Pressure mounted when his father was jailed, even though the family repeatedly informed the Turkish government that they had no connection with Freedom, who was in the United States.

Ultimately, his father published a letter online disowning his son on behalf of the family and begging him to change his last name. Years later, after he became a U.S. citizen, he chose the name Freedom.

His father was released from prison, but Freedom was banned from the country, placed on an Interpol list, and treated as an enemy of the state.

Despite the heavy cost, Freedom continued to educate himself on causes such as the human rights abuses in China and speak out after he did so.

Why the Uighurs?

In the summer of 2021, Freedom, who is Muslim, participated in a basketball camp for kids in New York. During a photo with one child, the parent questioned his credibility as a human rights activist.
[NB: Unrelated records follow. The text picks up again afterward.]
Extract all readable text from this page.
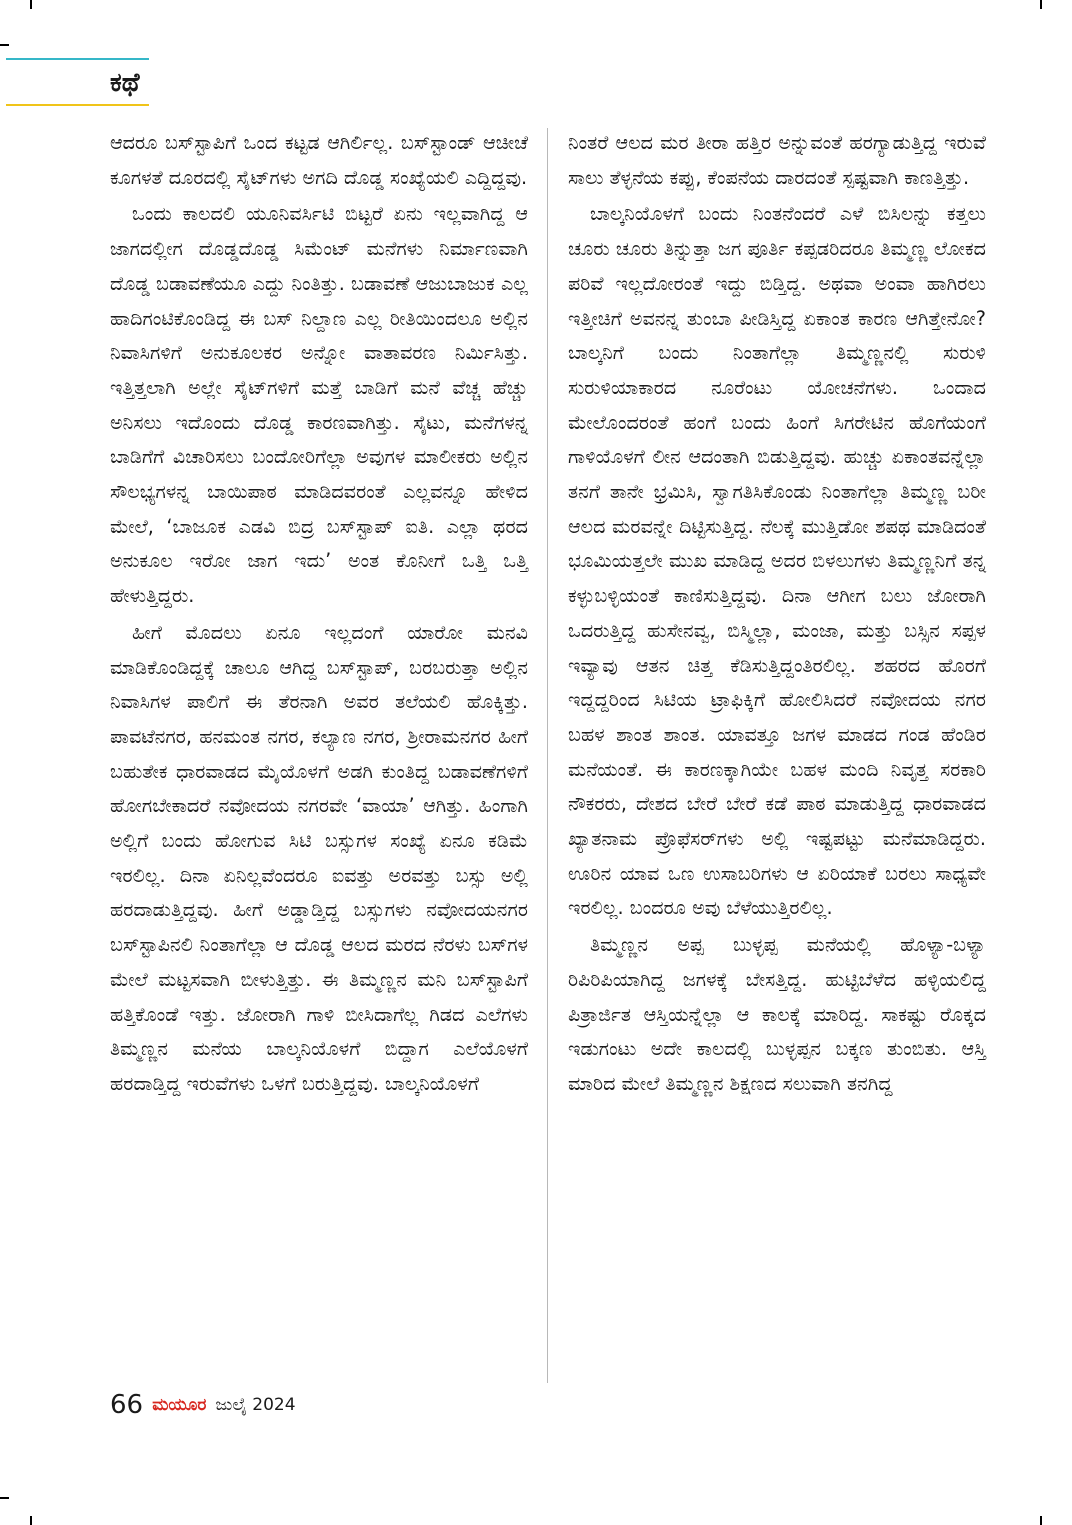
ಕಥೆ

ಆದರೂ ಬಸ್‌ಸ್ಟಾಪಿಗೆ ಒಂದ ಕಟ್ಟಡ ಆಗಿರ್ಲಿಲ್ಲ. ಬಸ್‌ಸ್ಟಾಂಡ್ ಆಚೀಚೆ ಕೂಗಳತೆ ದೂರದಲ್ಲಿ ಸೈಟ್‌ಗಳು ಅಗದಿ ದೊಡ್ಡ ಸಂಖ್ಯೆಯಲಿ ಎದ್ದಿದ್ದವು.

ಒಂದು ಕಾಲದಲಿ ಯೂನಿವರ್ಸಿಟಿ ಬಿಟ್ಟರೆ ಏನು ಇಲ್ಲವಾಗಿದ್ದ ಆ ಜಾಗದಲ್ಲೀಗ ದೊಡ್ಡದೊಡ್ಡ ಸಿಮೆಂಟ್ ಮನೆಗಳು ನಿರ್ಮಾಣವಾಗಿ ದೊಡ್ಡ ಬಡಾವಣೆಯೂ ಎದ್ದು ನಿಂತಿತ್ತು. ಬಡಾವಣೆ ಆಜುಬಾಜುಕ ಎಲ್ಲ ಹಾದಿಗಂಟಿಕೊಂಡಿದ್ದ ಈ ಬಸ್ ನಿಲ್ದಾಣ ಎಲ್ಲ ರೀತಿಯಿಂದಲೂ ಅಲ್ಲಿನ ನಿವಾಸಿಗಳಿಗೆ ಅನುಕೂಲಕರ ಅನ್ನೋ ವಾತಾವರಣ ನಿರ್ಮಿಸಿತ್ತು. ಇತ್ತಿತ್ತಲಾಗಿ ಅಲ್ಲೇ ಸೈಟ್‌ಗಳಿಗೆ ಮತ್ತೆ ಬಾಡಿಗೆ ಮನೆ ವೆಚ್ಚ ಹೆಚ್ಚು ಅನಿಸಲು ಇದೊಂದು ದೊಡ್ಡ ಕಾರಣವಾಗಿತ್ತು. ಸೈಟು, ಮನೆಗಳನ್ನ ಬಾಡಿಗೆಗೆ ವಿಚಾರಿಸಲು ಬಂದೋರಿಗೆಲ್ಲಾ ಅವುಗಳ ಮಾಲೀಕರು ಅಲ್ಲಿನ ಸೌಲಭ್ಯಗಳನ್ನ ಬಾಯಿಪಾಠ ಮಾಡಿದವರಂತೆ ಎಲ್ಲವನ್ನೂ ಹೇಳಿದ ಮೇಲೆ, ‘ಬಾಜೂಕ ಎಡವಿ ಬಿದ್ರ ಬಸ್‌ಸ್ಟಾಪ್ ಐತಿ. ಎಲ್ಲಾ ಥರದ ಅನುಕೂಲ ಇರೋ ಜಾಗ ಇದು’ ಅಂತ ಕೊನೀಗೆ ಒತ್ತಿ ಒತ್ತಿ ಹೇಳುತ್ತಿದ್ದರು.

ಹೀಗೆ ಮೊದಲು ಏನೂ ಇಲ್ಲದಂಗೆ ಯಾರೋ ಮನವಿ ಮಾಡಿಕೊಂಡಿದ್ದಕ್ಕೆ ಚಾಲೂ ಆಗಿದ್ದ ಬಸ್‌ಸ್ಟಾಪ್, ಬರಬರುತ್ತಾ ಅಲ್ಲಿನ ನಿವಾಸಿಗಳ ಪಾಲಿಗೆ ಈ ತೆರನಾಗಿ ಅವರ ತಲೆಯಲಿ ಹೊಕ್ಕಿತ್ತು. ಪಾವಟೆನಗರ, ಹನಮಂತ ನಗರ, ಕಲ್ಯಾಣ ನಗರ, ಶ್ರೀರಾಮನಗರ ಹೀಗೆ ಬಹುತೇಕ ಧಾರವಾಡದ ಮೈಯೊಳಗೆ ಅಡಗಿ ಕುಂತಿದ್ದ ಬಡಾವಣೆಗಳಿಗೆ ಹೋಗಬೇಕಾದರೆ ನವೋದಯ ನಗರವೇ ‘ವಾಯಾ’ ಆಗಿತ್ತು. ಹಿಂಗಾಗಿ ಅಲ್ಲಿಗೆ ಬಂದು ಹೋಗುವ ಸಿಟಿ ಬಸ್ಸುಗಳ ಸಂಖ್ಯೆ ಏನೂ ಕಡಿಮೆ ಇರಲಿಲ್ಲ. ದಿನಾ ಏನಿಲ್ಲವೆಂದರೂ ಐವತ್ತು ಅರವತ್ತು ಬಸ್ಸು ಅಲ್ಲಿ ಹರದಾಡುತ್ತಿದ್ದವು. ಹೀಗೆ ಅಡ್ಡಾಡ್ತಿದ್ದ ಬಸ್ಸುಗಳು ನವೋದಯನಗರ ಬಸ್‌ಸ್ಟಾಪಿನಲಿ ನಿಂತಾಗೆಲ್ಲಾ ಆ ದೊಡ್ಡ ಆಲದ ಮರದ ನೆರಳು ಬಸ್‌ಗಳ ಮೇಲೆ ಮಟ್ಟಸವಾಗಿ ಬೀಳುತ್ತಿತ್ತು. ಈ ತಿಮ್ಮಣ್ಣನ ಮನಿ ಬಸ್‌ಸ್ಟಾಪಿಗೆ ಹತ್ತಿಕೊಂಡೆ ಇತ್ತು. ಜೋರಾಗಿ ಗಾಳಿ ಬೀಸಿದಾಗೆಲ್ಲ ಗಿಡದ ಎಲೆಗಳು ತಿಮ್ಮಣ್ಣನ ಮನೆಯ ಬಾಲ್ಕನಿಯೊಳಗೆ ಬಿದ್ದಾಗ ಎಲೆಯೊಳಗೆ ಹರದಾಡ್ತಿದ್ದ ಇರುವೆಗಳು ಒಳಗೆ ಬರುತ್ತಿದ್ದವು. ಬಾಲ್ಕನಿಯೊಳಗೆ

ನಿಂತರೆ ಆಲದ ಮರ ತೀರಾ ಹತ್ತಿರ ಅನ್ನುವಂತೆ ಹರಗ್ಯಾಡುತ್ತಿದ್ದ ಇರುವೆ ಸಾಲು ತೆಳ್ಳನೆಯ ಕಪ್ಪು, ಕೆಂಪನೆಯ ದಾರದಂತೆ ಸ್ಪಷ್ಟವಾಗಿ ಕಾಣತ್ತಿತ್ತು.

ಬಾಲ್ಕನಿಯೊಳಗೆ ಬಂದು ನಿಂತನೆಂದರೆ ಎಳೆ ಬಿಸಿಲನ್ನು ಕತ್ತಲು ಚೂರು ಚೂರು ತಿನ್ನುತ್ತಾ ಜಗ ಪೂರ್ತಿ ಕಪ್ಪಡರಿದರೂ ತಿಮ್ಮಣ್ಣ ಲೋಕದ ಪರಿವೆ ಇಲ್ಲದೋರಂತೆ ಇದ್ದು ಬಿಡ್ತಿದ್ದ. ಅಥವಾ ಅಂವಾ ಹಾಗಿರಲು ಇತ್ತೀಚಿಗೆ ಅವನನ್ನ ತುಂಬಾ ಪೀಡಿಸ್ತಿದ್ದ ಏಕಾಂತ ಕಾರಣ ಆಗಿತ್ತೇನೋ? ಬಾಲ್ಕನಿಗೆ ಬಂದು ನಿಂತಾಗೆಲ್ಲಾ ತಿಮ್ಮಣ್ಣನಲ್ಲಿ ಸುರುಳಿ ಸುರುಳಿಯಾಕಾರದ ನೂರೆಂಟು ಯೋಚನೆಗಳು. ಒಂದಾದ ಮೇಲೊಂದರಂತೆ ಹಂಗೆ ಬಂದು ಹಿಂಗೆ ಸಿಗರೇಟಿನ ಹೊಗೆಯಂಗೆ ಗಾಳಿಯೊಳಗೆ ಲೀನ ಆದಂತಾಗಿ ಬಿಡುತ್ತಿದ್ದವು. ಹುಚ್ಚು ಏಕಾಂತವನ್ನೆಲ್ಲಾ ತನಗೆ ತಾನೇ ಭ್ರಮಿಸಿ, ಸ್ವಾಗತಿಸಿಕೊಂಡು ನಿಂತಾಗೆಲ್ಲಾ ತಿಮ್ಮಣ್ಣ ಬರೀ ಆಲದ ಮರವನ್ನೇ ದಿಟ್ಟಿಸುತ್ತಿದ್ದ. ನೆಲಕ್ಕೆ ಮುತ್ತಿಡೋ ಶಪಥ ಮಾಡಿದಂತೆ ಭೂಮಿಯತ್ತಲೇ ಮುಖ ಮಾಡಿದ್ದ ಅದರ ಬಿಳಲುಗಳು ತಿಮ್ಮಣ್ಣನಿಗೆ ತನ್ನ ಕಳ್ಳುಬಳ್ಳಿಯಂತೆ ಕಾಣಿಸುತ್ತಿದ್ದವು. ದಿನಾ ಆಗೀಗ ಬಲು ಜೋರಾಗಿ ಒದರುತ್ತಿದ್ದ ಹುಸೇನವ್ವ, ಬಿಸ್ಮಿಲ್ಲಾ, ಮಂಜಾ, ಮತ್ತು ಬಸ್ಸಿನ ಸಪ್ಪಳ ಇವ್ಯಾವು ಆತನ ಚಿತ್ತ ಕೆಡಿಸುತ್ತಿದ್ದಂತಿರಲಿಲ್ಲ. ಶಹರದ ಹೊರಗೆ ಇದ್ದದ್ದರಿಂದ ಸಿಟಿಯ ಟ್ರಾಫಿಕ್ಕಿಗೆ ಹೋಲಿಸಿದರೆ ನವೋದಯ ನಗರ ಬಹಳ ಶಾಂತ ಶಾಂತ. ಯಾವತ್ತೂ ಜಗಳ ಮಾಡದ ಗಂಡ ಹೆಂಡಿರ ಮನೆಯಂತೆ. ಈ ಕಾರಣಕ್ಕಾಗಿಯೇ ಬಹಳ ಮಂದಿ ನಿವೃತ್ತ ಸರಕಾರಿ ನೌಕರರು, ದೇಶದ ಬೇರೆ ಬೇರೆ ಕಡೆ ಪಾಠ ಮಾಡುತ್ತಿದ್ದ ಧಾರವಾಡದ ಖ್ಯಾತನಾಮ ಪ್ರೊಫೆಸರ್‌ಗಳು ಅಲ್ಲಿ ಇಷ್ಟಪಟ್ಟು ಮನೆಮಾಡಿದ್ದರು. ಊರಿನ ಯಾವ ಒಣ ಉಸಾಬರಿಗಳು ಆ ಏರಿಯಾಕೆ ಬರಲು ಸಾಧ್ಯವೇ ಇರಲಿಲ್ಲ. ಬಂದರೂ ಅವು ಬೆಳೆಯುತ್ತಿರಲಿಲ್ಲ.

ತಿಮ್ಮಣ್ಣನ ಅಪ್ಪ ಬುಳ್ಳಪ್ಪ ಮನೆಯಲ್ಲಿ ಹೊಳ್ಯಾ-ಬಳ್ಯಾ ರಿಪಿರಿಪಿಯಾಗಿದ್ದ ಜಗಳಕ್ಕೆ ಬೇಸತ್ತಿದ್ದ. ಹುಟ್ಟಿಬೆಳೆದ ಹಳ್ಳಿಯಲಿದ್ದ ಪಿತ್ರಾರ್ಜಿತ ಆಸ್ತಿಯನ್ನೆಲ್ಲಾ ಆ ಕಾಲಕ್ಕೆ ಮಾರಿದ್ದ. ಸಾಕಷ್ಟು ರೊಕ್ಕದ ಇಡುಗಂಟು ಅದೇ ಕಾಲದಲ್ಲಿ ಬುಳ್ಳಪ್ಪನ ಬಕ್ಕಣ ತುಂಬಿತು. ಆಸ್ತಿ ಮಾರಿದ ಮೇಲೆ ತಿಮ್ಮಣ್ಣನ ಶಿಕ್ಷಣದ ಸಲುವಾಗಿ ತನಗಿದ್ದ

66 ಮಯೂರ ಜುಲೈ 2024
Freedom recalled the words to this day: “How can you call yourself a human right[s] activist when your Muslim brothers and sisters are given torture and rape[d] every day in a concentration camp in China?”

He spent the next day fulfilling a promise to get back to the parent after studying the topic. What he found shocked him so much that he asked his manager to find him a concentration camp survivor to speak with. Freedom wanted both to learn more and ask how he could help.

“She told me about all the torture methods, gang rapes happening over there. She told me about the forced sterilization and abortion. She told me about the organ harvesting. And she told me about how many people actually are in there and also getting killed,” Freedom said.

According to CNA, an estimated 1 million Uighurs are detained in concentration camps in the Xinjiang Uighur Autonomous Region located in Northwest China.

But it was the survivor’s response to his offer of help that surprised him. Safe in America, she instead asked him to use his voice to help those in the concentration camps.

“I don’t care what it costs,” he said to himself. “I need to stand up for these people.”

Aware that the NBA could be a platform for change through his experiences speaking out about Turkey, he felt interiorly convicted.

“God gave me this platform to be the voice of all those innocent people out there who don’t have a voice, so I’m just gonna go out there, do whatever I can to bring awareness about what’s going on,” he said.

He did it — through shoes — in his unique way and across his platforms. Now, as doors continue to close to the world of sports, he attempts to open others to freedom across the world.

“Enough with [just] the condemning,” said Freedom, who struggles with the limitation of having only a voice. “We have to start taking some solid action because people are dying.”

“There’s a second genocide happening and we have to do something about it.”